Friday, 25 June 2010

The end of something I never had? Not good!

Rod Dreher has reported that “crackpot educators are saying that the way to decrease bullying is to deny children the opportunity to make a special friend or friends”. He argues, as does Hilary Stout of the New York Times (a paper which someone like Dreher would generally disagree with) that it is simply wrong that having a best friend increases the risk of children being subject to dangerous bullying.

I know very well about this issue because as a child I was subject to bullying that with hindsight I cannot but regard as totally unacceptable. If you look here, you will gain some idea of what life in school was like for me in the early 1990s: I was bullied all the time because I could not feel for other people and as a result made no friends.

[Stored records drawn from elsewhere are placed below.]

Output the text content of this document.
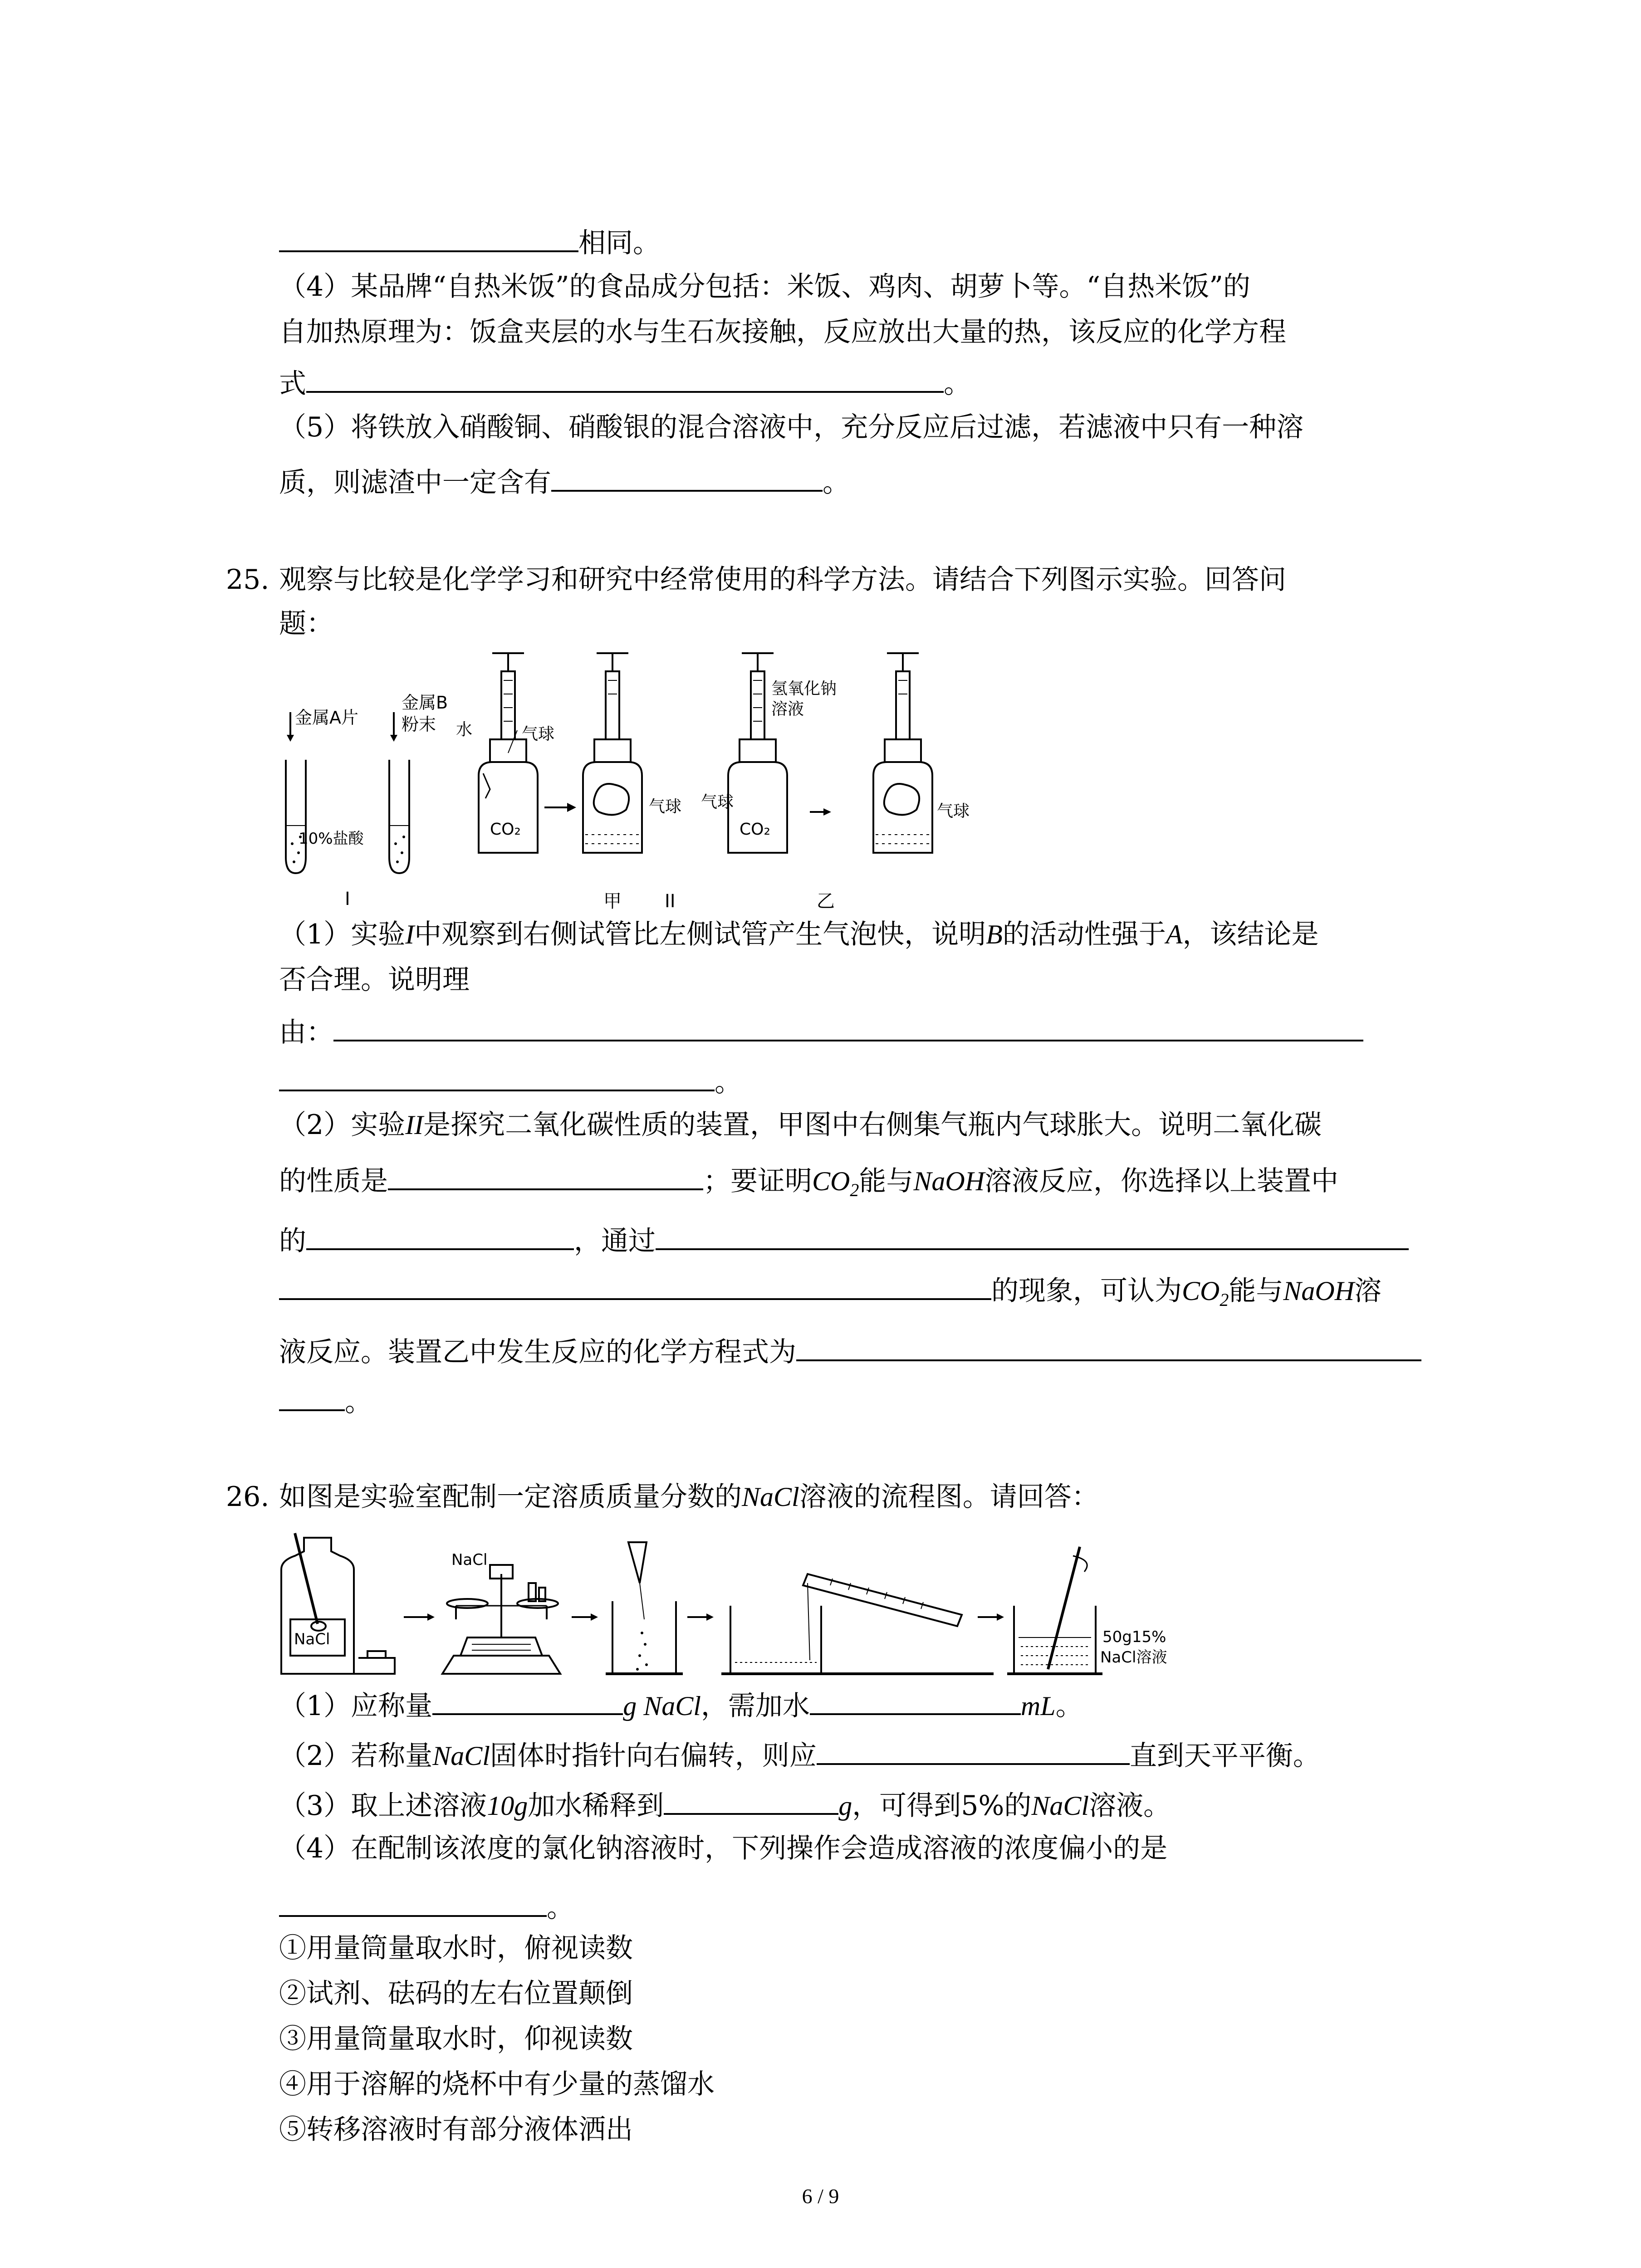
相同。
（4）某品牌“自热米饭”的食品成分包括：米饭、鸡肉、胡萝卜等。“自热米饭”的
自加热原理为：饭盒夹层的水与生石灰接触，反应放出大量的热，该反应的化学方程
式	。
（5）将铁放入硝酸铜、硝酸银的混合溶液中，充分反应后过滤，若滤液中只有一种溶
质，则滤渣中一定含有	。
25. 观察与比较是化学学习和研究中经常使用的科学方法。请结合下列图示实验。回答问
题：
金属A片
10%盐酸
金属B
粉末
I
CO₂
水	气球
气球
甲
氢氧化钠
溶液
气球
CO₂
II
气球
乙
（1）实验I中观察到右侧试管比左侧试管产生气泡快，说明B的活动性强于A，该结论是
否合理。说明理
由：
。
（2）实验II是探究二氧化碳性质的装置，甲图中右侧集气瓶内气球胀大。说明二氧化碳
的性质是	；要证明$CO_2$能与NaOH溶液反应，你选择以上装置中
的	，通过
的现象，可认为$CO_2$能与NaOH溶
液反应。装置乙中发生反应的化学方程式为
。
26. 如图是实验室配制一定溶质质量分数的NaCl溶液的流程图。请回答：
NaCl
NaCl
50g15%
NaCl溶液
（1）应称量	g NaCl，需加水	mL。
（2）若称量NaCl固体时指针向右偏转，则应	直到天平平衡。
（3）取上述溶液10g加水稀释到	g，可得到5%的NaCl溶液。
（4）在配制该浓度的氯化钠溶液时，下列操作会造成溶液的浓度偏小的是
。
①用量筒量取水时，俯视读数
②试剂、砝码的左右位置颠倒
③用量筒量取水时，仰视读数
④用于溶解的烧杯中有少量的蒸馏水
⑤转移溶液时有部分液体洒出
6 / 9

For people who are not autistic and whose behaviour can be made acceptable in public as mine cannot, I do not feel for a second that stopping children having best friends is going to minimise the risk of bullying. Then, whilst I was in Essendon Grammar I simply could not make any friends and always felt as though the children simply hated me because they teased me so consistently despite my vehement desire that they adapt to my behaviour or face severe punishment for bullying. I knew and know it would have been orders of magnitude easier for other children to adapt than for me to correct the flaws they found objectionable.

There is, too, no way in which I could see how adapting to my odd behaviour would have necessitated giving up the friends other children had as I did not.

Both Dreher and Stout argue that children are deprived of emotional support if they do not have friends - and my lack of friends in school has in the long term been very bad for me emotionally, so that I can only agree with them.

On the other side, Rod Dreher has also introduced me to another regulation in schools which I approve of. When I was in Year 6 (my first year at Essendon Grammar) in 1989 one boy I knew well said to me
“I have a real gun”
or
“it‘s a real gun”
The notion that a child might have a real gun, like more recent threat by young kids who need to have violent movies and music absolutely confiscated to prevent them learning what songs like “Shoot to Thrill” or “Big Man with a Gun” quite explicitly teach - that if you don’t like someone you have every right to kill them. It is very hard for me not to believe that toy guns will encourage children to develop a taste for real guns when they grow older. Peter Kreeft says:
“Much of the violence and crime begins as early as cartoons, video games, and kids’ toys, which teach force as the way to deal with conflict.”
Thus, I hope that if toy guns are understood as unacceptable, children will become less inclined to view violence or even bullying as the way to deal with someone whose behaviour they dislike. For people like me who cannot behave normally, this would be a good thing, but for those who can behave in a reasonably acceptable manner violence is still a threat and reducing it would be very worthwhile.